| HN Mirror

This has always been my intuitive explanation as well, and seems related to how a typical over-parameterized net can memorize a randomly labelled training set, yet the same net will be able to generalize (opposite of memorize) if trained on a meaningfully labelled training set (i.e. one where the labels are non-random, and correspond to features in the training data).

With the randomly labelled dataset these activation "modes" are essentially gerrymandered to fit the data since the datapoints have no common features correlated to the labels to cause it to do otherwise.

With the meaningfully labelled dataset, and a smooth loss landscape, multiple datapoints with common features & labels will be pushing these activation modes in the same direction creating "high density modes" within which meaningful generalization occurs.

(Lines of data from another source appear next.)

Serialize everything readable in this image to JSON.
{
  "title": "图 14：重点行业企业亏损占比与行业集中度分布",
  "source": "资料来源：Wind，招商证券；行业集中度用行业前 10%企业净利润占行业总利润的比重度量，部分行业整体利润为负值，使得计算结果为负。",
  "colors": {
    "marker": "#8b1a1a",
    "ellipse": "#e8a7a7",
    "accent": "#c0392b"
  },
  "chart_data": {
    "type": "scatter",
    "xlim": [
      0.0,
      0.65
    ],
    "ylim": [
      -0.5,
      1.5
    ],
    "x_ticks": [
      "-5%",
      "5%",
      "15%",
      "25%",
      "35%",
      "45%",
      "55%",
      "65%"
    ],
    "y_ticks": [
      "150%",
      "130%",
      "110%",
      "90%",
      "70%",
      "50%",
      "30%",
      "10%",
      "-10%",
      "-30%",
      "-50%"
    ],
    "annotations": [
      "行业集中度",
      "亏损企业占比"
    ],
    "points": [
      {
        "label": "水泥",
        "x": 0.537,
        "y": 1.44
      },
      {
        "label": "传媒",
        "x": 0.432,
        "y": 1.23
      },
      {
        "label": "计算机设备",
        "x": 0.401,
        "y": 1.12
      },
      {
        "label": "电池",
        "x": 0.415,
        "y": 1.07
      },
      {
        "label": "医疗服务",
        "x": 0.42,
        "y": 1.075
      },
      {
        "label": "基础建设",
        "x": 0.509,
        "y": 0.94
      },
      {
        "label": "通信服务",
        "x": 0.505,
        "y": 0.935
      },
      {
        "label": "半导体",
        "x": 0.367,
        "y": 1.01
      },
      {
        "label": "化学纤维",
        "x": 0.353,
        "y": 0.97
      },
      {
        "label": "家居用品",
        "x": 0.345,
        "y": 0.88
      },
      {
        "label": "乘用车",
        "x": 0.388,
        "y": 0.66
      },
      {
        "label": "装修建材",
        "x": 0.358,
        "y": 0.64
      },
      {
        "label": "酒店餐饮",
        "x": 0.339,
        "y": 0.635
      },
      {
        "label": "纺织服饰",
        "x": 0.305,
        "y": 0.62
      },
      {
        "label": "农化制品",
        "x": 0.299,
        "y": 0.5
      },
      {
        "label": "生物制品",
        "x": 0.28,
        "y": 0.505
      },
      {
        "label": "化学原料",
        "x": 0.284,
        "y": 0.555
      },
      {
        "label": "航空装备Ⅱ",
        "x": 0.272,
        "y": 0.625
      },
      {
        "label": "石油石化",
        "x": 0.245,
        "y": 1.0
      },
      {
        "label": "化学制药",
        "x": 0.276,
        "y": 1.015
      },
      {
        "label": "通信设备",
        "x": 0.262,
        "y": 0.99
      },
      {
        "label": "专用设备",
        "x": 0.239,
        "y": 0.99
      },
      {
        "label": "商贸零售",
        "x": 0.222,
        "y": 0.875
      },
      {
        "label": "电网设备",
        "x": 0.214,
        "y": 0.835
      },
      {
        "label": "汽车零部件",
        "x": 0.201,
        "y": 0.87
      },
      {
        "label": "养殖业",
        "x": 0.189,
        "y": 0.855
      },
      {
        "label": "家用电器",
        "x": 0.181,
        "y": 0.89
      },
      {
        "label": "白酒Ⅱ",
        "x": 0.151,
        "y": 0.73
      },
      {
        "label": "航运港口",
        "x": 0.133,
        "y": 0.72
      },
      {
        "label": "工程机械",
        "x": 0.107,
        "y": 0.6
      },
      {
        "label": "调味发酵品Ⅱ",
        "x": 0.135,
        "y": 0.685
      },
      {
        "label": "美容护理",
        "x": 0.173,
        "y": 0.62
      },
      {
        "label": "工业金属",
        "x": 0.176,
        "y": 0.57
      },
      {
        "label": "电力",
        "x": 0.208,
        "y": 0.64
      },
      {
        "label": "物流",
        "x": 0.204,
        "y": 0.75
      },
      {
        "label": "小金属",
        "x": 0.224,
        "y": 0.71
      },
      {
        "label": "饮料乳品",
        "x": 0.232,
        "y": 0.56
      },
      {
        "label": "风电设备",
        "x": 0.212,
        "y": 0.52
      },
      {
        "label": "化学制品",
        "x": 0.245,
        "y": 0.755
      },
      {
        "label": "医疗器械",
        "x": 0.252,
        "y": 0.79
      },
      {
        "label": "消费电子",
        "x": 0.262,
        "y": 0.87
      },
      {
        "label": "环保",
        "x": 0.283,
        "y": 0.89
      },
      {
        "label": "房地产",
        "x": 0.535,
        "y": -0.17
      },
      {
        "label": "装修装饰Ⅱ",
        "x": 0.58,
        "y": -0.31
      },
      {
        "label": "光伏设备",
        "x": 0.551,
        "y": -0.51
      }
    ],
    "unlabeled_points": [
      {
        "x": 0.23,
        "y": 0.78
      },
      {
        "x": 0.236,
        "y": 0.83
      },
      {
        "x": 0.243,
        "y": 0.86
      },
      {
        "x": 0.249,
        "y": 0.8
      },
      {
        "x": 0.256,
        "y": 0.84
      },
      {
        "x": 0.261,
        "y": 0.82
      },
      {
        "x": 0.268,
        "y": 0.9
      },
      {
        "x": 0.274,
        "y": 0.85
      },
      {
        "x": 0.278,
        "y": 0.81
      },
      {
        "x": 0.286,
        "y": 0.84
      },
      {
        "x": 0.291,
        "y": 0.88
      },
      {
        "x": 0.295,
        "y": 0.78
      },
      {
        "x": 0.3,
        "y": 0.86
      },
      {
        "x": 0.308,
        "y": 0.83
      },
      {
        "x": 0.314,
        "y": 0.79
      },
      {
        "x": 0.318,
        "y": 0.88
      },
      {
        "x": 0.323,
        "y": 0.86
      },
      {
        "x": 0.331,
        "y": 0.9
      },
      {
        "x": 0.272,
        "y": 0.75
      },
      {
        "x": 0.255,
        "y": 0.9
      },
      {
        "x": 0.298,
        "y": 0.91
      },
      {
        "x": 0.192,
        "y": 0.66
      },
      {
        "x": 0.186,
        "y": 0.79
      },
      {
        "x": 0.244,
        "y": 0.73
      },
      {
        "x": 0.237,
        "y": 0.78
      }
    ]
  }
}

Generalization, or lack of it, is of course also intimately related to adversarial attacks. It seems that what is going on there is that these high density modes are only disconnected from each other (by areas of low density) when considering the degrees of freedom of data on the training set manifold. In the unconstrained input space off the natural data manifold, these high density areas of different generalization are likely to be connected and it's easy to select an "unnatural feature" that will push a datapoint from mapping to one mode to another.

I've suggested this explanation of generalization a number of times over the years, and always had negative feedback from folk who think there's more to the "generalization mystery" than this.